Gérard Perse luttait depuis des années contre un tenace cancer qui a fini par l’emporter. Ce combat-là, qu’il savait perdu d’avance, il l’avait mené comme tous les autres avec les qualités qu’il avait toujours affichées : une volonté hors du commun, une franchise toute en simplicité, une force de conviction hors norme et surtout la confiance que lui apportait le couple fusionnel qu’il formait avec son épouse Chantal, rencontrée à la sortie d’une adolescence chaotique et avec qui il avait grimpé toutes les marches, parfois quatre à quatre, d’une existence extraordinaire. Il m’avait confié, déjà avec un sentiment d’urgence, les souvenirs, les victoires et les blessures d’une vie commencée au plus bas et menée jusqu’au sommet de la viticulture mondiale. On pourra ici se remémorer ce parcours incroyable. Celui, comme le souligne Michel Bettane, d’un entrepreneur formidable bousculant les habitudes pour amener ses vins de la rive droite bordelaise au plus haut niveau d’excellence et d’exigence.
L’œuvre de Gérard Perse caractérise avec une acuité impressionnante la période dorée des vins de Bordeaux de la fin du siècle dernier jusqu’au premier quart de celui-ci. Menée tambour battant, elle a suscité des incompréhensions, des jalousies et des caricatures. Ecorché vif et fort de ses convictions, Gérard Perse en avait souffert. Pourtant le bilan de ce travail de titan, en particulier celui réalisé à partir du millésime 1998 au château Pavie, joyau absolu du « vin de côte » à Saint-Emilion, parlera pour des décennies dans des vins d’un classicisme, d’une vigueur et d’une profondeur sans équivalent. Nous avons eu la chance il y a quelques mois de déguster chacun des millésimes du « Pavie de Perse » et l’impression de cohérence et de pureté d’un terroir d’exception se révélait avec autant de faste que de justesse. Loin d’être un vigneron marqué par les modes d’une époque, Gérard Perse se sera toujours attaché à révéler toutes les facettes des terroirs qu’il a servi, de ceux du château Monbousquet, première acquisition en 1992, à ceux de Pavie–Decesse, Bellevue–Mondotte et Pavie bien sûr, jusqu’à son méconnu mais remarquable Clos Lunelles à Castillon.
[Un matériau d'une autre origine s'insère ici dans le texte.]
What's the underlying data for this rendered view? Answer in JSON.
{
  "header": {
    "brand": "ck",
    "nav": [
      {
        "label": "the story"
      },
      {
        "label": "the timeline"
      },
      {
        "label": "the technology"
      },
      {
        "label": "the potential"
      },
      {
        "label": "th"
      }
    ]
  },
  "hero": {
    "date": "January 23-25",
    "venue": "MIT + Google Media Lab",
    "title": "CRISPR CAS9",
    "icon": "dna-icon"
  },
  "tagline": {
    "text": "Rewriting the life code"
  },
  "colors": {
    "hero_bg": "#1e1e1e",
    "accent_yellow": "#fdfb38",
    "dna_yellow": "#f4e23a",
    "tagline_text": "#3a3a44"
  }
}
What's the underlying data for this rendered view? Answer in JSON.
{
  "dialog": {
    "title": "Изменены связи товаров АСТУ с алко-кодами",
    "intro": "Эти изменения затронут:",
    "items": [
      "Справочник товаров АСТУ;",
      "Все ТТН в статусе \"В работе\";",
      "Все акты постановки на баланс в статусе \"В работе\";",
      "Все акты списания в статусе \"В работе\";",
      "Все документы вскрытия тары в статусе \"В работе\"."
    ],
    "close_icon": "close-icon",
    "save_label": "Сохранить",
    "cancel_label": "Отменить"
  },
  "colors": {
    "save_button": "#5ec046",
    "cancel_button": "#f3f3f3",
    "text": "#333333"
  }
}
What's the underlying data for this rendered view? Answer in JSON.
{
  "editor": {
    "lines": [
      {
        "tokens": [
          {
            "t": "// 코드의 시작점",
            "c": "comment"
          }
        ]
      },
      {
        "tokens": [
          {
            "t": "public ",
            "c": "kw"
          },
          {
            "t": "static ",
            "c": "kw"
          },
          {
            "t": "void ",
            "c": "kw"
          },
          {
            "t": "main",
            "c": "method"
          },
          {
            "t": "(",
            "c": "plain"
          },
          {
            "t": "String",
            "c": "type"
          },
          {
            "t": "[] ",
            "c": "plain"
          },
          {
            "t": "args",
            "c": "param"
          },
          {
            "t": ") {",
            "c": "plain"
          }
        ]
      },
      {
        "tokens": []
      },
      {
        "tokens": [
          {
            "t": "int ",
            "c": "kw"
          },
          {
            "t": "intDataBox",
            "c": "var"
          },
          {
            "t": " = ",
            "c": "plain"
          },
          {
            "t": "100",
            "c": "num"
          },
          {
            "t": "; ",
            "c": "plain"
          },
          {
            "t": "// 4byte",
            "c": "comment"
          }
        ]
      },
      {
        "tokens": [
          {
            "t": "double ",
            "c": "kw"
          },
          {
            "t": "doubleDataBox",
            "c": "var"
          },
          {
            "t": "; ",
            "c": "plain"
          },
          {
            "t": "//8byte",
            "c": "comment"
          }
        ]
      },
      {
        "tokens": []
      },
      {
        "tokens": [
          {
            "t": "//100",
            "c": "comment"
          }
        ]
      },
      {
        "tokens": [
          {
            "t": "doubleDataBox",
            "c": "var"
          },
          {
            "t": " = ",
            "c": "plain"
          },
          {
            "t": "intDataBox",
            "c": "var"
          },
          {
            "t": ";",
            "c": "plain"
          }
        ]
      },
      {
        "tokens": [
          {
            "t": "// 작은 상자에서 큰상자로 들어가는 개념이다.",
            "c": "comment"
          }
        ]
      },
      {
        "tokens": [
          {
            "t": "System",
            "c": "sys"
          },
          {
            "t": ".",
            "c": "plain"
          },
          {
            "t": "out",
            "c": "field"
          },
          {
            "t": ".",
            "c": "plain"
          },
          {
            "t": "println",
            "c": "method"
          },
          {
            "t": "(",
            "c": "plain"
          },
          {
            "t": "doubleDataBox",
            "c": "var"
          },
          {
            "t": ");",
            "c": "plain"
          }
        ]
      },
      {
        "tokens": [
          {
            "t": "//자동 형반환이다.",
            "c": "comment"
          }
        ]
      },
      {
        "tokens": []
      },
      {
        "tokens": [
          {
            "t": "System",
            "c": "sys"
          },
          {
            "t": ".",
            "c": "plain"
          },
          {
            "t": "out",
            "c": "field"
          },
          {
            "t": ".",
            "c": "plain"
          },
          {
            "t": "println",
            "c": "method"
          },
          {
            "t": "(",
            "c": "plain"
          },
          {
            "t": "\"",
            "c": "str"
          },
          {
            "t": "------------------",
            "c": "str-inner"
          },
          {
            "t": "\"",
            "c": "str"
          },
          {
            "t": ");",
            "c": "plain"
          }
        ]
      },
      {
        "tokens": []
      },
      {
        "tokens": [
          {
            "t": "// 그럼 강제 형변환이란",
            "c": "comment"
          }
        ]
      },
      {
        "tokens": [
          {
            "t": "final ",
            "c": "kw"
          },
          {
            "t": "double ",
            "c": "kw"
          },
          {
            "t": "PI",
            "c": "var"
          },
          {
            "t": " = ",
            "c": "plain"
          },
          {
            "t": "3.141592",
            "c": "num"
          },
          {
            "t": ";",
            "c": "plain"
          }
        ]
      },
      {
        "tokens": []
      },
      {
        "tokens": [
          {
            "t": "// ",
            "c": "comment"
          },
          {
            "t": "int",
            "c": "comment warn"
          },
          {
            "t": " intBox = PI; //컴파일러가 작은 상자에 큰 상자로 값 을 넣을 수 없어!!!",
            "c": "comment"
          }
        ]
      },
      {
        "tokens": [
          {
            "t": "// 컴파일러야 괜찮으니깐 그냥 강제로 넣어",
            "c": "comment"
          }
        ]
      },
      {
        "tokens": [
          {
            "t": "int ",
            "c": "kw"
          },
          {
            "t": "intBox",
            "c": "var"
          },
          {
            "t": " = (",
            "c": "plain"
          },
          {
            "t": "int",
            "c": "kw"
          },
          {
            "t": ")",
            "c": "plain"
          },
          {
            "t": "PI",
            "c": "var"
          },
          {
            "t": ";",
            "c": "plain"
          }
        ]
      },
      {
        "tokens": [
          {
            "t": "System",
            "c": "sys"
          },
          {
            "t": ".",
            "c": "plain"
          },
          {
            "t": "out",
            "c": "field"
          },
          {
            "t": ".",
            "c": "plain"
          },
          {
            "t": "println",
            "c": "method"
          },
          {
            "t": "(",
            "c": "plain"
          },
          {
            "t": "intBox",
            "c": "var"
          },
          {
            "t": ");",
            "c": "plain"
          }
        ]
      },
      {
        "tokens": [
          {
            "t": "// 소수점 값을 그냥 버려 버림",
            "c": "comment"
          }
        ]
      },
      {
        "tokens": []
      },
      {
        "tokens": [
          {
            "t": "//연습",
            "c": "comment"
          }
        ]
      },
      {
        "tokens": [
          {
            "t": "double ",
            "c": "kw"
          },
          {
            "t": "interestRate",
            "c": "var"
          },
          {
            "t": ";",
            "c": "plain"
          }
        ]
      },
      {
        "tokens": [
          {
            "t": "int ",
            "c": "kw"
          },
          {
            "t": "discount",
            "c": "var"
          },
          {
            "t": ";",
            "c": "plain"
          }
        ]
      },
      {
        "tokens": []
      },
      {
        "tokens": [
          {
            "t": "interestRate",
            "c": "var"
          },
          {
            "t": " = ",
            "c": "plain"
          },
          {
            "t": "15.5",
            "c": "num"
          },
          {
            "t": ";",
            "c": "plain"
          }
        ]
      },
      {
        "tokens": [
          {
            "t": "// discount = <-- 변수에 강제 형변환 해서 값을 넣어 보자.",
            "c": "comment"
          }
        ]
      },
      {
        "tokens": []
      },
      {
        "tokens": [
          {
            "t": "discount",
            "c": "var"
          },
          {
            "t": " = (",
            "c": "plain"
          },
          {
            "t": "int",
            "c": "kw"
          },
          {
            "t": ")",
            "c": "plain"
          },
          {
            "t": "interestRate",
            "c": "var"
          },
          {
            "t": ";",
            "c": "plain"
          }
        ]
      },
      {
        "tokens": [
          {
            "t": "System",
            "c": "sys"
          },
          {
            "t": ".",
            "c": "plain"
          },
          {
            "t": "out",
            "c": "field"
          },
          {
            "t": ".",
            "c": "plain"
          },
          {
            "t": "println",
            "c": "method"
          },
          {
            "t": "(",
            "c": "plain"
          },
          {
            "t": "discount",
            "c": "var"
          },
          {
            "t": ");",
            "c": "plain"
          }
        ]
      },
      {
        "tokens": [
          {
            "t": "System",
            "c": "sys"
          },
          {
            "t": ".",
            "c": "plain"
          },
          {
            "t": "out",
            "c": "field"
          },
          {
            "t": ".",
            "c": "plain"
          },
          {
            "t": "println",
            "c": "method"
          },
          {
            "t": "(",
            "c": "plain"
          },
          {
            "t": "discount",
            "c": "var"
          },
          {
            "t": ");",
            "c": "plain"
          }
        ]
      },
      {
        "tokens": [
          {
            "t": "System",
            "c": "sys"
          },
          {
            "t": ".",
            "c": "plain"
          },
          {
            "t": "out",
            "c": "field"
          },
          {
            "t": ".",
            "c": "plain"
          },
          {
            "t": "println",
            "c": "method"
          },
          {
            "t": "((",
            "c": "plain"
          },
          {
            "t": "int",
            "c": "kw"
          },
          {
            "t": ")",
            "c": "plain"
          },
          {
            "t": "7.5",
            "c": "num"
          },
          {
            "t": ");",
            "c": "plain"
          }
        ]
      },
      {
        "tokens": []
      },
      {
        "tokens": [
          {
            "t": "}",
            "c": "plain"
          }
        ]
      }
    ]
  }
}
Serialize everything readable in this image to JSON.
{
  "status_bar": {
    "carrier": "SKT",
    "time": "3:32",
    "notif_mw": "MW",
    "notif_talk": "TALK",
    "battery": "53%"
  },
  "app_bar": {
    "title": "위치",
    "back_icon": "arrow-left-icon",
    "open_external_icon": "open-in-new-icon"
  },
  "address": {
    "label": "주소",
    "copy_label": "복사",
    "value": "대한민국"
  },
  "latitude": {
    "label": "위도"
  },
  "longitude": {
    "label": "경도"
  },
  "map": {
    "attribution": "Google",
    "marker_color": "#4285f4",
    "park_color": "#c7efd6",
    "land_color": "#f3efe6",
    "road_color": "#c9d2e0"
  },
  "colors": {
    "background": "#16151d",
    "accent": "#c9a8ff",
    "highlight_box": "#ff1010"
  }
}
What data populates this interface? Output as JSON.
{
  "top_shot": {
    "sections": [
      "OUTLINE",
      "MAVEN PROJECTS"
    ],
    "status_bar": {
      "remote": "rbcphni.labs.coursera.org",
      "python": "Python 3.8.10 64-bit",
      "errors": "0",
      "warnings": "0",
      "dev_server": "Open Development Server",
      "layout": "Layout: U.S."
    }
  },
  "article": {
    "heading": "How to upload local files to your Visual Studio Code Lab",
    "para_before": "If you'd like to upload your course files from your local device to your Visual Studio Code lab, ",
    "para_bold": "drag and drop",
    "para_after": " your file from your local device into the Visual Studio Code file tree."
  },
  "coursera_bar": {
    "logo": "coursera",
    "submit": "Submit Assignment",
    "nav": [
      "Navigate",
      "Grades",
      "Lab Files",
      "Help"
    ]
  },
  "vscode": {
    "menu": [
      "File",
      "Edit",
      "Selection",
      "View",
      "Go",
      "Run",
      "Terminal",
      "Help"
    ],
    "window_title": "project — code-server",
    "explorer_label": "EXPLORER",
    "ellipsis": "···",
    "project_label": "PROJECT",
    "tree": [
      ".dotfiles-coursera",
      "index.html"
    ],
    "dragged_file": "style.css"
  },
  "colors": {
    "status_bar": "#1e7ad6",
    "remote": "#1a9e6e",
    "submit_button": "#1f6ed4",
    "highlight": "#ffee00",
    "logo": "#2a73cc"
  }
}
Gérard Perse, ses équipes d’une rare fidélité et sa famille (Chantal son épouse, Angélique leur fille et Henrique da Costa leur gendre) auront aussi été des pionniers et désormais des leaders de l’œnotourisme et la gastronomie à Saint-Emilion, marquant de plein pied une aventure entrepreneuriale qui s’ancre dans les enjeux de notre époque et des décennies futures.
A sa famille et à ses équipes, nous présentons nos plus sincères condoléances.
Thierry Desseauve
Michel Bettane, ami de longue date de Gérard Perse, tenait à lui adresser personnellement quelques derniers mots d’adieu.
Une des belles rencontres de ma vie de journaliste fut celle de Gérard Perse qui venait d’acheter à Saint-Emilion le château Monbousquet. Michel Rolland m’avait prévenu que ce nouveau venu ferait du bien à l’appellation. Je n’ai pas été déçu. Non seulement, moi qui venais de la fonction publique, j’ai rencontré un vrai et grand entrepreneur, mais aussi un homme d’une rare sensibilité et d’une incomparable générosité.
J’ai eu la chance d’être le témoin privilégié de la reconstitution de trois vignobles en perdition, y compris celui du château Pavie où l’état des lieux n’avait rien de compatible avec sa haute classification. Avec la complicité de son épouse Chantal qui l’a accompagné durant toute son ascension, Gérard Perse a brillamment élargi son domaine d’activité à la restauration et l’hôtellerie, pour le plus grand rayonnement de son magnifique village.
J’ai aussi été témoin de toutes les petites jalousies et mesquineries qui l’ont tellement fait souffrir, mais qui sont inhérentes hélas aux querelles de clocher de la campagne française. Loin de le mettre à genoux, elles l’ont grandi et fortifié dans ses convictions et dans son action. Une méchante et bien ingrate maladie a rendu ses dernières années très pénibles. Il a fait preuve du même courage et de la même détermination pour l’affronter mais elle a fini par avoir raison de lui.
C’est à ses enfants, la magnifique Angélique et Henrique son époux de continuer dignement son œuvre. Le fidèle Laurent Lusseau les y aidera à la vigne tout comme le grand Yannick Alleno en cuisine. Pour ses amis comme pour ses proche, sa disparition est une perte irremplaçable. Paix à ton âme, cher Gérard.